I grandi scrittori italiani nel master dell'Accademia Molly Bloom

GIU 23, 2022 -

Roma, 23 giu. (askanews) – Si può insegnare a scrivere un romanzo? E poi, oggi che la narrazione ha tante forme e strumenti diversi, come si impara a scrivere per il cinema, o per un podcast, una traduzione? L’Accademia Molly Bloom di Roma ha messo insieme i più importanti scrittori italiani, da Alessandro Piperno a Sandro Veronesi, Francesco Piccolo, Emanuele Trevi, Nadia Terranova, Camilla Baresani, Walter Siti, e tanti professionisti dello spettacolo, dei media, delle aziende, per un master biennale in scrittura creativa. Due anni di corso, 1200 ore di lezioni e laboratori, per chi sogna di diventare romanziere, poeta, sceneggiatore, drammaturgo, cantautore, giornalista, esperto di scrittura digitale.

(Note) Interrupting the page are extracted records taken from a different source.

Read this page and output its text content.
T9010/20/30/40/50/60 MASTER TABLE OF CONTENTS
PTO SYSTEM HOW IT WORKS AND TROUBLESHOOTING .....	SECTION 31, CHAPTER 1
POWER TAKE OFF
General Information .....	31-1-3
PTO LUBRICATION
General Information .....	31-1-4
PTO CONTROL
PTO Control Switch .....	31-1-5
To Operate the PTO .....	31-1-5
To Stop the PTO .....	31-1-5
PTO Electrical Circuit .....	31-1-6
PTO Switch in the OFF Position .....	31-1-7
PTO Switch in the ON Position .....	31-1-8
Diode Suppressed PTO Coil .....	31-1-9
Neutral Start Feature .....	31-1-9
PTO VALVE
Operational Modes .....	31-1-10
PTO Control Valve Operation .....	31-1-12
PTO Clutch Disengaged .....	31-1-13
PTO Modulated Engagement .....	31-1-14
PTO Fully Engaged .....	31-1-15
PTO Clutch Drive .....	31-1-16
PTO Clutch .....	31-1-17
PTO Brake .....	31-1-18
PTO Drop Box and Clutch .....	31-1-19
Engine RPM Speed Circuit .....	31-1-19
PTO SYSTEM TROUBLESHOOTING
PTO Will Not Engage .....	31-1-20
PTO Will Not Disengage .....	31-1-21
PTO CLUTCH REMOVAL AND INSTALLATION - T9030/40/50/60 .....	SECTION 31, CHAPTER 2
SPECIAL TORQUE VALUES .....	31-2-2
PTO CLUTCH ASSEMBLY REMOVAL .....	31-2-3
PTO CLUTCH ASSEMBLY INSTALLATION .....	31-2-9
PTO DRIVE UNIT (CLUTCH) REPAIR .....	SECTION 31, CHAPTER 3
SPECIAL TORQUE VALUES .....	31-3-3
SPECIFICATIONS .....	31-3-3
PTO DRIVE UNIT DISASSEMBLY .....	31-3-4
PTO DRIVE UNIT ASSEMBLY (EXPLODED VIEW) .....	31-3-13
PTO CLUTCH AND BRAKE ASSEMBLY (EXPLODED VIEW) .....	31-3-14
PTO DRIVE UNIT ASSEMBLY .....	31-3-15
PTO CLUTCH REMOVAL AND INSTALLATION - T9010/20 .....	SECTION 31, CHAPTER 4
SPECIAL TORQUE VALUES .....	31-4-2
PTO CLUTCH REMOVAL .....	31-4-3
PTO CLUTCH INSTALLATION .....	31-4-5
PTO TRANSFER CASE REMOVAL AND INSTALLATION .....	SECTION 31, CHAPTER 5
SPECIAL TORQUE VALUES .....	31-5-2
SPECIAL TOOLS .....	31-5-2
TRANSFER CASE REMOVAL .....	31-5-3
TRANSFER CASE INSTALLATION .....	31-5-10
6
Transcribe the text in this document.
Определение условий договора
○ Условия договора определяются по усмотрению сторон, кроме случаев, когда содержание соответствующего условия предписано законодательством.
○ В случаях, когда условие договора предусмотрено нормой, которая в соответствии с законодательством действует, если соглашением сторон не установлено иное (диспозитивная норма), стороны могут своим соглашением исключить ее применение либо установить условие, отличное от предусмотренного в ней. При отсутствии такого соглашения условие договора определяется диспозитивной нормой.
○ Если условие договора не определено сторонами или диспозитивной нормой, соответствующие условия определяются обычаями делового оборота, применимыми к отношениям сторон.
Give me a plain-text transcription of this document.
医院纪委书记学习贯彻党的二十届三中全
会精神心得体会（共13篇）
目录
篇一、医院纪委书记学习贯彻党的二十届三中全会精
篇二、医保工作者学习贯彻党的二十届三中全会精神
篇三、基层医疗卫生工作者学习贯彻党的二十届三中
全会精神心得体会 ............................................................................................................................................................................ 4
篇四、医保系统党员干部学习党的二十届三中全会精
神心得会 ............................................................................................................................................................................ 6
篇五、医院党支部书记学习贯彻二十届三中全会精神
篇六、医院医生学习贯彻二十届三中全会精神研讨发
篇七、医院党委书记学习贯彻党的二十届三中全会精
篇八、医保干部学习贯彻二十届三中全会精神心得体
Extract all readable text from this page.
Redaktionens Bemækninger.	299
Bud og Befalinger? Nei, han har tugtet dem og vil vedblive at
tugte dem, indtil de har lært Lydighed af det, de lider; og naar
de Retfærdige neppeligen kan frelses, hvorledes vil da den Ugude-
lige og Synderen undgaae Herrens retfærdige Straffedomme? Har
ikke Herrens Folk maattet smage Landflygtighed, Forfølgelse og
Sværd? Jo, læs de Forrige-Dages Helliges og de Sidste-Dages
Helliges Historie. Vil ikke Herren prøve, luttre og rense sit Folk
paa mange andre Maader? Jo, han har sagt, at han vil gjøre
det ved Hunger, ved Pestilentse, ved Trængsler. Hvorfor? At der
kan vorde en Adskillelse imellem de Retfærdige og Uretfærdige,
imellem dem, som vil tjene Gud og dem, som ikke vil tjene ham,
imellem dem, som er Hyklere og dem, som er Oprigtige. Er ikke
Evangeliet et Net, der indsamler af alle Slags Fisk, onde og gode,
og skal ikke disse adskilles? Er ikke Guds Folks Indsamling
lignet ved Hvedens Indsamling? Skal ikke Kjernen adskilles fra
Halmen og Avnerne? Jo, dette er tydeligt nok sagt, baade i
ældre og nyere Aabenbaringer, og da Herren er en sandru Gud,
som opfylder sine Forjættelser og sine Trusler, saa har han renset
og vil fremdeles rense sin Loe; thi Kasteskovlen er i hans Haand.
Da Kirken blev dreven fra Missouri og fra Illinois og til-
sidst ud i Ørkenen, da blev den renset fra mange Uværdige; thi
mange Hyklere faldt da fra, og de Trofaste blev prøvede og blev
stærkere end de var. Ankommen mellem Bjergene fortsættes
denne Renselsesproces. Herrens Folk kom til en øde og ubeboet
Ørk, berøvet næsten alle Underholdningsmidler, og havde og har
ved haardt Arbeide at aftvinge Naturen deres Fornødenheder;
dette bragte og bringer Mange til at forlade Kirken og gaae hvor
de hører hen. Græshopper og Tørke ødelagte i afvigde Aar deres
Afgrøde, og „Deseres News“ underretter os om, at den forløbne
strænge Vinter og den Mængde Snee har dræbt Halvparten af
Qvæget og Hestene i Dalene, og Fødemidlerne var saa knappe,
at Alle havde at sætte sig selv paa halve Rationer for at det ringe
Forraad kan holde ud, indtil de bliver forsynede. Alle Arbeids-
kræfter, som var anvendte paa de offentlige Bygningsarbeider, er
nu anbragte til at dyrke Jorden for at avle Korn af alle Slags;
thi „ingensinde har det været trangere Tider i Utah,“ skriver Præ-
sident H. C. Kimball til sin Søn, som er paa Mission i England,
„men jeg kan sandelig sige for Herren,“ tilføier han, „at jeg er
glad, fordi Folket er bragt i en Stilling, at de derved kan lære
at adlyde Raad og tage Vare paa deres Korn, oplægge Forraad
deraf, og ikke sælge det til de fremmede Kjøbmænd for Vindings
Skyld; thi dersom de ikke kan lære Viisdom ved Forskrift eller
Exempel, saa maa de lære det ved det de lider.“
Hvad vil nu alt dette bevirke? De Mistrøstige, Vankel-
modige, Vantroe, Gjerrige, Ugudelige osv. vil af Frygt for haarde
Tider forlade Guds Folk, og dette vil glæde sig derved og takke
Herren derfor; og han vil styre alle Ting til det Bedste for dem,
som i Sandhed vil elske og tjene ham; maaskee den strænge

Alessandro Piperno, direttore della sezione di Letteratura del Master, risponde così alla domanda: si può insegnare a scrivere?

“Non si può insegnare a scrivere in senso stretto, lo si può fare in senso più largo, ed è un’operazione piuttosto complessa. Si può insegnare a tirare fuori una voce. Per tirare fuori una voce il procedimento è piuttosto complesso, perché serve molta abnegazione, significa capire che scrivere significa in qualche modo confrontarsi con la propria inettitudine e la propria mediocrità. Significa soprattutto lavorare tutto il giorno, no tutto il giorno non è necessario, ma lavorare tutti i giorni, imparare ad avere un metodo. E forse se c’è qualcosa, diciamo, in fondo al tuo cuore un esercizio di questo tipo può tirartelo fuori. A quel punto nel momento in cui hai la tua voce puoi andare sulle tue gambe, mettiamola così”.

Un settore in grande sviluppo è quello della produzione audiovisiva e oggi le piattaforme streaming richiedono per film e serie tv idee nuove e una narrazione diversa. Alice Urciuolo, giovane cosceneggiatrice di “Skam” o “Rocco Schiavone”, nel master di Molly Bloom insegnerà a scrivere per lo spettacolo.

“Il corso nel primo anno si chiama ‘lo sguardo’, non a caso, perché penso che adesso nel mondo della serialità si è molto alla ricerca di storie nuove ma soprattutto di punti di vista nuovi. Un punto di vista nuovo su una storia magari già vista può dare vita a un mondo narrativo, una storia, un personaggio completamente differenti: è un esercizio di pensiero che si può fare e che dà anche vita a storie più inclusive”.